Lately I have been playing Monte Cook’s Dead Gods super module to Planescape, that he wrote back in 1997. It is a module filled with intestering ideas and concepts using the Planescape setting to its fullest – and also in a sense revealing how Monte got the ideas for Numenera.
One Does Not Simply Play Dead Gods. Its black pages are guarded by more than just orcs. There are narratives there that does not sleep. The great story line is ever watchful. It is a barren campaign, riddled with vague ideas, nonsensical plotlines and superfluous ideas. The very pages you read is a poisonous fume. Not with ten thousand sessions could you do this. It is folly.
Boromir on playing Dead Gods.
But why not play Dead Gods? Well, this quote from the module will reveal why:
Whether the PCs follow Renik or Kair-aama, they eventually see their mark meet with something in the dark shadows of an alley near High Point. If the cutters keep watch for several evenings, they observe a number of secret meetings and finally see the true “face” of their enemies.
[read aloud text with description of “true face of the enemy”]
If the PCs dare to follow one of the visages after it leaves the alley […] (p.40)
1. The text assumes the players will choose to observe a number of secret meetings – without giving the slightest hint as to why.
2. The text does not bother with describing who’s participating at these meetings, the above text is the full description about the meerings.
3. The text does not explain what is happening at these meetings. Again the quote contains more or less everything mentioned about the meetings.
4. The text does not allow for any other action. What happens if the PCs follow any of the participants? Not an option. What happens if the PCs interferes with the meetings? Not an option. What happens if the PCs investigates the participants at the meetings? Not possible.
If the players want to do anything beyond “keep watch for several evenings”, then the scenario leaves no clue as to what happens or how to play it out.
5. The whole next sequence hinges on the fact, that the players choose to observe for several evenings, until they see the monster, and then their choice is to neither keep observing or interfering with the meeting, but to solely track the monster – which they have never seen before, and they don’t know what the monsters are up to beyond appearently killing people and taking their place.
6. Once the players have decided to follow the monster, which is the only option (well, technically they can choose otherwise, and the module has at the end of section a brief note on what to then, which is mainly just to skip ahead and then continue the events, as nothing had happened – oh, wait, nothing did happen), then the NPCs and the secret meetings are simply forgotten by the module, as it no longer cares about it. This is not for the players to care about any longer. This happens multiple times in the module – once the characters have seen or witnessed something, the characters are ushered on not letting the players investigate them (and neither leaving any info to the GM, should the players decide to look closer).

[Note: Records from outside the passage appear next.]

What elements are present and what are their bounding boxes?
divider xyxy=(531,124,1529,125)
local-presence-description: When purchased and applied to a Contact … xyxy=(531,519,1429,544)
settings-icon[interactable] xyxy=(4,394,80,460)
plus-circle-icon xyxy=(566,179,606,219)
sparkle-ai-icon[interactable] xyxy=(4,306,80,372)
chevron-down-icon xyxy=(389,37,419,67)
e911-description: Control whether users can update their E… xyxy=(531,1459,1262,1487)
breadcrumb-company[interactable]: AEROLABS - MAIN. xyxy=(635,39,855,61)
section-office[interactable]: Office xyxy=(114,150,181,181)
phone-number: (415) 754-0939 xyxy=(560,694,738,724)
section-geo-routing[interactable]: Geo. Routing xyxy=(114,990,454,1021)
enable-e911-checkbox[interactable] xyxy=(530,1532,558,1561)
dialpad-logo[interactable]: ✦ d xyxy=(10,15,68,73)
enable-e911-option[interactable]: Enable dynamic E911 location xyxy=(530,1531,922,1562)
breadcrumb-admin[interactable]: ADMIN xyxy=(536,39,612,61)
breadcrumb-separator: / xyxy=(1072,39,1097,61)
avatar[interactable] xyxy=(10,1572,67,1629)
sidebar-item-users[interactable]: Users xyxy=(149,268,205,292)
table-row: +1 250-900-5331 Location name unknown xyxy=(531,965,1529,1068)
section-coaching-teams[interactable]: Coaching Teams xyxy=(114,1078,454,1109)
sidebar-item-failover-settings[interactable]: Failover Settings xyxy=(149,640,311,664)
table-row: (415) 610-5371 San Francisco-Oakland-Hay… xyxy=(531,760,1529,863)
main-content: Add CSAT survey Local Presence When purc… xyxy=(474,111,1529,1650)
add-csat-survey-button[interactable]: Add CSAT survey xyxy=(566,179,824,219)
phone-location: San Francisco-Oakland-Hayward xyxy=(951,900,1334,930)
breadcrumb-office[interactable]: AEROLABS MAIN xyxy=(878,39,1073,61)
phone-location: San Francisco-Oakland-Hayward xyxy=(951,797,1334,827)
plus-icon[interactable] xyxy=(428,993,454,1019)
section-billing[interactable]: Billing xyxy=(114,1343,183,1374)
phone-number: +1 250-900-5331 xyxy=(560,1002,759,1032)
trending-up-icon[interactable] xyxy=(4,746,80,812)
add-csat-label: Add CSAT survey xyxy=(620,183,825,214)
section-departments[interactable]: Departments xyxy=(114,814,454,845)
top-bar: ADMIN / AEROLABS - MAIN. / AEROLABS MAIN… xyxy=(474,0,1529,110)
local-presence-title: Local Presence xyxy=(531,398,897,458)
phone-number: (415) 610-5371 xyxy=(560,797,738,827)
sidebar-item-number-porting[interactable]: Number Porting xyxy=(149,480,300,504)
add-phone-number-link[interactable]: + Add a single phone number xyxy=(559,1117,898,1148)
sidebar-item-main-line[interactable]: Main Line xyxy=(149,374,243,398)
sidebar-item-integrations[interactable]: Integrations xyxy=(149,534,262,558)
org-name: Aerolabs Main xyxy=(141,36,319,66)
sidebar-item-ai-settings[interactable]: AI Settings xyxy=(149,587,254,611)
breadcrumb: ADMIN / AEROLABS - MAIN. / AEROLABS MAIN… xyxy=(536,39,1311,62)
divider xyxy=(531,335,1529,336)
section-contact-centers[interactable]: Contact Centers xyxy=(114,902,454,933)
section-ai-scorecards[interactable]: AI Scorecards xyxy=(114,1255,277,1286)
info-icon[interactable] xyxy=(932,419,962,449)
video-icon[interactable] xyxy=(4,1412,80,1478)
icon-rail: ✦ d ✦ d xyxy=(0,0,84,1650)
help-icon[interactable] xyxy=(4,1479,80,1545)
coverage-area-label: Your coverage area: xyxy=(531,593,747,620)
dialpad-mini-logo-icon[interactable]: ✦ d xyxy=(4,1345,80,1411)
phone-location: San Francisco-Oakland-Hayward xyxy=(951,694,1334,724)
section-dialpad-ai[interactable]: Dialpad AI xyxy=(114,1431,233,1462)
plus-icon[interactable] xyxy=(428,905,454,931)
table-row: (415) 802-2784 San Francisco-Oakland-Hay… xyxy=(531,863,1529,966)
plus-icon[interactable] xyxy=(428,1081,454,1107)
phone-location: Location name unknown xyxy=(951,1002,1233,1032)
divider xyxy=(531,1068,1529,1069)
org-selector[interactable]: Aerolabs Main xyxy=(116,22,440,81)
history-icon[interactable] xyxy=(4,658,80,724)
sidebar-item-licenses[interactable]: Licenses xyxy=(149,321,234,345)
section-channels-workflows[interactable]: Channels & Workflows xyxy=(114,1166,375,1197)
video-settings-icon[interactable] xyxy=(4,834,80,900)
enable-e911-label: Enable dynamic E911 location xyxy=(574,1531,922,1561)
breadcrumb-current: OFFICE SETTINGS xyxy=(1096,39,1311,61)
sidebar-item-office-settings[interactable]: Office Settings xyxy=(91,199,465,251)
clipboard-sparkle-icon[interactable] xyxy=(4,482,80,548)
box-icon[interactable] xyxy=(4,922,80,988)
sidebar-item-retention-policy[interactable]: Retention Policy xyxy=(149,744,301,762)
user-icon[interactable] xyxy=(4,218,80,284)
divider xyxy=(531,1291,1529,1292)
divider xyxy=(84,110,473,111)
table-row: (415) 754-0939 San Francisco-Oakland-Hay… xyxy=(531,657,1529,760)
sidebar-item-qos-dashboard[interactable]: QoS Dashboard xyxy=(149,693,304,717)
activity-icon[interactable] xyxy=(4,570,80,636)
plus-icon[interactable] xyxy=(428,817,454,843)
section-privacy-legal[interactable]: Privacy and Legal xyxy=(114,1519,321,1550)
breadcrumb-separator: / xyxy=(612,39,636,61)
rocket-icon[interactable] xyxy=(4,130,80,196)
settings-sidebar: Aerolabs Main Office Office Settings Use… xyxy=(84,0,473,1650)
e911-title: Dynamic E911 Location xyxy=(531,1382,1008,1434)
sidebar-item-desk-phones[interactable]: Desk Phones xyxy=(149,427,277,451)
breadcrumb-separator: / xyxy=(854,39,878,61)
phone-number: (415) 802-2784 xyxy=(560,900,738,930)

There are descriptions of places and NPCs and plots and ideas, that one can steal, but you cannot play Dead Gods without forcing the actions of the players, and if playing the module as written you leaving the players in the dark most of the time having them play several chapters without knowing who, what or why they’re are exploring and fighting them – and it is not fun, just frustrating. No wonder why 90’s modules have such a bad rep.
Hey, sounds not unlike Hoard of the Dragon Queen in a lot of ways.
I guess so. I have read a few reviews of Hoard of the Dragon Queen and they haven’t been too favorable complaining about assumptions about how the players’ should choose to act.
Creating a pre-written campaign with a strong narrative arc is appareantly a whole lot more difficult, than most of the publishers assume.